CP Question RE: Checking if file is smaller than destination
Hi,
I'm currently using cp to copy files over night to a backup server using: cp -pru /mnt/server-01/documents /home/backups/ This only copies files if they are newer than the destination (or if the destination file doesn't exist). What this won't protect me against is if someone overwrites a file with a blank one. The blank document will be newer than the old so it will overwrite the backup copy. Is there a way to check if the file size is smaller, and if so create a different copy for example: /home/backups/documents/me/quotes/computers.odt (100kb) /home/backups/documents/me/quotes/computers-2.odt (94kb) I hope that makes sense, thanks! P.S. If cp cannot do this, what can? |
You could use the -size option of the find cmd http://www.computerhope.com/unix/ufind.htm to check the size, passing in the size of the src file.
Might be overkill for each file. The easiest might be to generate sorted lists of src & dest dirs, then compare same named file sizes (is use ls -l). Basically, I think you need a short script. |
Thanks for your suggestions. As there is a huge amount of data, running a find may take far too long.

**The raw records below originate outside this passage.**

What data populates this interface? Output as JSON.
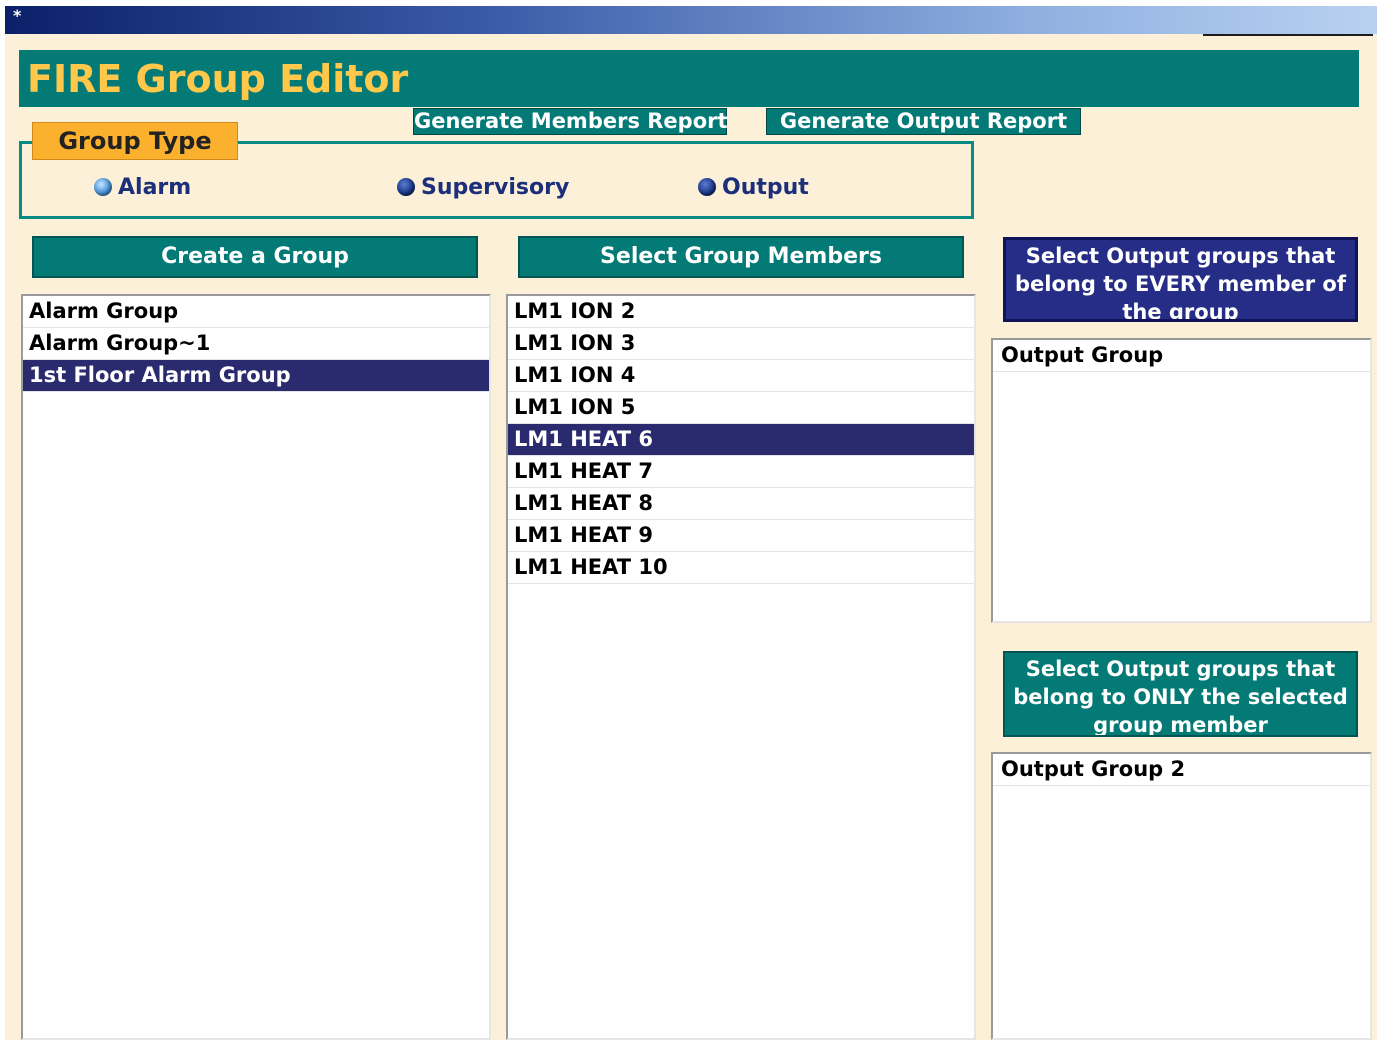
{
  "titlebar": {
    "icon": "*"
  },
  "header": {
    "title": "FIRE Group Editor"
  },
  "reports": {
    "members_label": "Generate Members Report",
    "output_label": "Generate Output Report"
  },
  "group_type": {
    "label": "Group Type",
    "options": [
      {
        "label": "Alarm",
        "selected": true
      },
      {
        "label": "Supervisory",
        "selected": false
      },
      {
        "label": "Output",
        "selected": false
      }
    ]
  },
  "create_group": {
    "button_label": "Create a Group",
    "items": [
      "Alarm Group",
      "Alarm Group~1",
      "1st Floor Alarm Group"
    ],
    "selected_index": 2
  },
  "group_members": {
    "button_label": "Select Group Members",
    "items": [
      "LM1 ION 2",
      "LM1 ION 3",
      "LM1 ION 4",
      "LM1 ION 5",
      "LM1 HEAT 6",
      "LM1 HEAT 7",
      "LM1 HEAT 8",
      "LM1 HEAT 9",
      "LM1 HEAT 10"
    ],
    "selected_index": 4
  },
  "output_every": {
    "label": "Select Output groups that belong to EVERY member of the group",
    "items": [
      "Output Group"
    ]
  },
  "output_only": {
    "label": "Select Output groups that belong to ONLY the selected group member",
    "items": [
      "Output Group 2"
    ]
  },
  "colors": {
    "background": "#fdf0d8",
    "teal": "#037a76",
    "title_gold": "#ffc84a",
    "orange": "#fbb02e",
    "navy_selected": "#2a2a6e",
    "output_header_blue": "#252d86"
  }
}
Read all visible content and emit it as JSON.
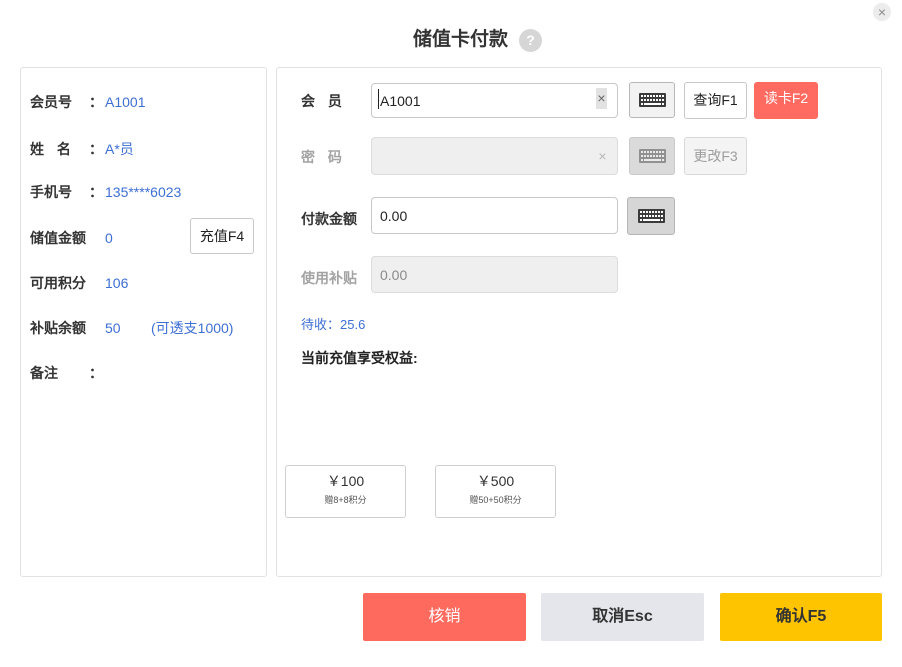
{
  "dialog": {
    "title": "储值卡付款",
    "help_glyph": "?",
    "close_glyph": "×"
  },
  "member_info": {
    "member_id": {
      "label": "会员号",
      "colon": "：",
      "value": "A1001"
    },
    "name": {
      "label": "姓 名",
      "colon": "：",
      "value": "A*员"
    },
    "phone": {
      "label": "手机号",
      "colon": "：",
      "value": "135****6023"
    },
    "stored_balance": {
      "label": "储值金额",
      "value": "0"
    },
    "recharge_button": "充值F4",
    "points": {
      "label": "可用积分",
      "value": "106"
    },
    "subsidy_balance": {
      "label": "补贴余额",
      "value": "50",
      "overdraft": "(可透支1000)"
    },
    "remark": {
      "label": "备注",
      "colon": "："
    }
  },
  "payment_form": {
    "member": {
      "label": "会 员",
      "value": "A1001",
      "clear_glyph": "×"
    },
    "query_button": "查询F1",
    "read_card_button": "读卡F2",
    "password": {
      "label": "密 码",
      "clear_glyph": "×",
      "disabled": true
    },
    "change_password_button": "更改F3",
    "amount": {
      "label": "付款金额",
      "value": "0.00"
    },
    "subsidy": {
      "label": "使用补贴",
      "value": "0.00",
      "disabled": true
    },
    "pending_text": "待收：25.6",
    "benefits_title": "当前充值享受权益:",
    "benefit_cards": [
      {
        "amount": "￥100",
        "bonus": "赠8+8积分"
      },
      {
        "amount": "￥500",
        "bonus": "赠50+50积分"
      }
    ]
  },
  "actions": {
    "writeoff_button": "核销",
    "cancel_button": "取消Esc",
    "confirm_button": "确认F5"
  },
  "colors": {
    "value_text": "#3d6fd4",
    "read_card_button": "#ff6b61",
    "writeoff_button": "#ff6a5f",
    "cancel_button": "#e4e6eb",
    "confirm_button": "#ffc400"
  },
  "icons": {
    "close": "close-icon",
    "help": "help-icon",
    "keyboard": "keyboard-icon",
    "clear": "clear-icon"
  }
}
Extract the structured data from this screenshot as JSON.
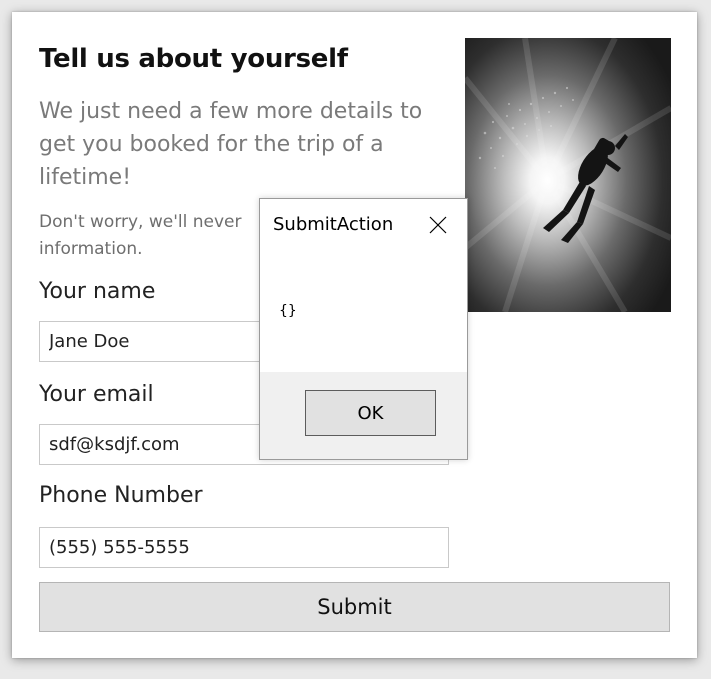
{
  "form": {
    "title": "Tell us about yourself",
    "subtitle": "We just need a few more details to get you booked for the trip of a lifetime!",
    "note": "Don't worry, we'll never information.",
    "name_label": "Your name",
    "name_value": "Jane Doe",
    "email_label": "Your email",
    "email_value": "sdf@ksdjf.com",
    "phone_label": "Phone Number",
    "phone_value": "(555) 555-5555",
    "submit_label": "Submit"
  },
  "dialog": {
    "title": "SubmitAction",
    "message": "{}",
    "ok_label": "OK",
    "close_icon": "close-icon"
  },
  "image": {
    "subject": "scuba-diver-silhouette"
  }
}
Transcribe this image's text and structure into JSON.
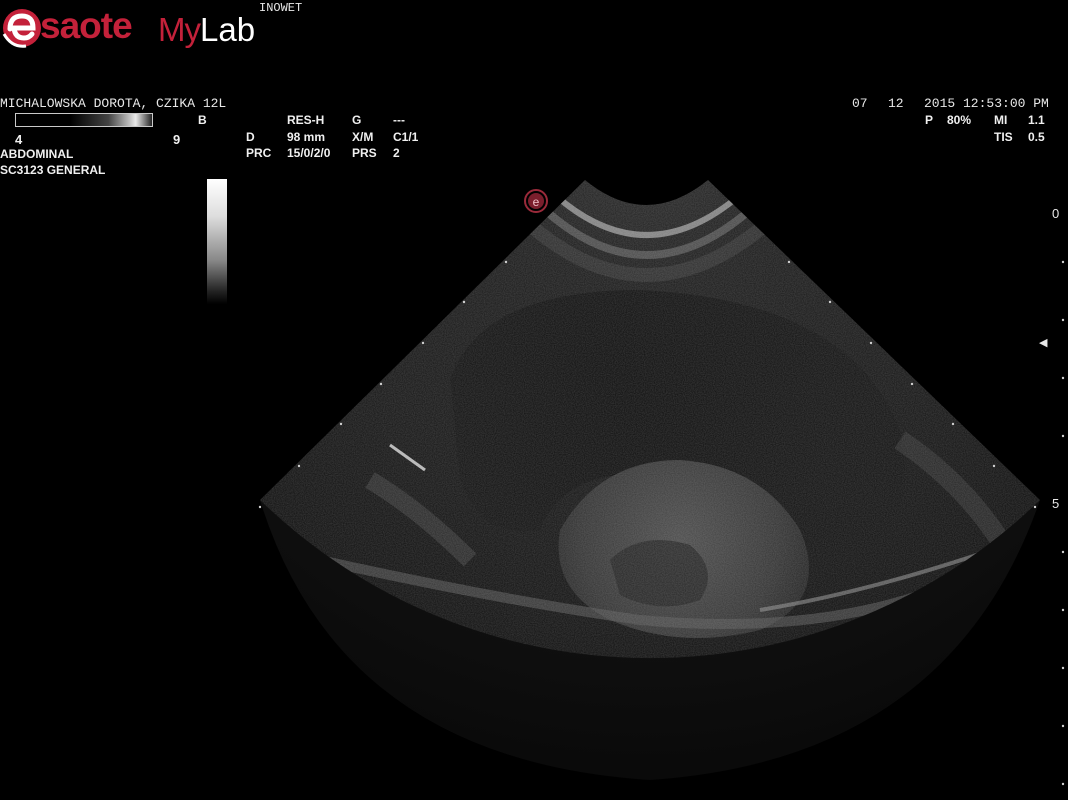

I found that with cp you can specify the backup switch (-b) which creates a backup of the old file. For example: /home/backups/documents/me/quotes/computers.odt~ (100kb) /home/backups/documents/me/quotes/computers.odt (94kb) (newer) The older of the two files has the ~ symbol at the end of the file name. These are always the two newest files (the backup file gets updated at the same time). I think this is the easiest method, but it would be nice if it was a bit more flexible (for example to store 3 copies of the file rather than two. I know you can have it number these files, but the hard drive will fill up very quickly as there's no limit to the number it increases to!). |
Like a I said, a simple/quick soln is just to ls -l src and destn dirs, piped through sort, and compare file sizes.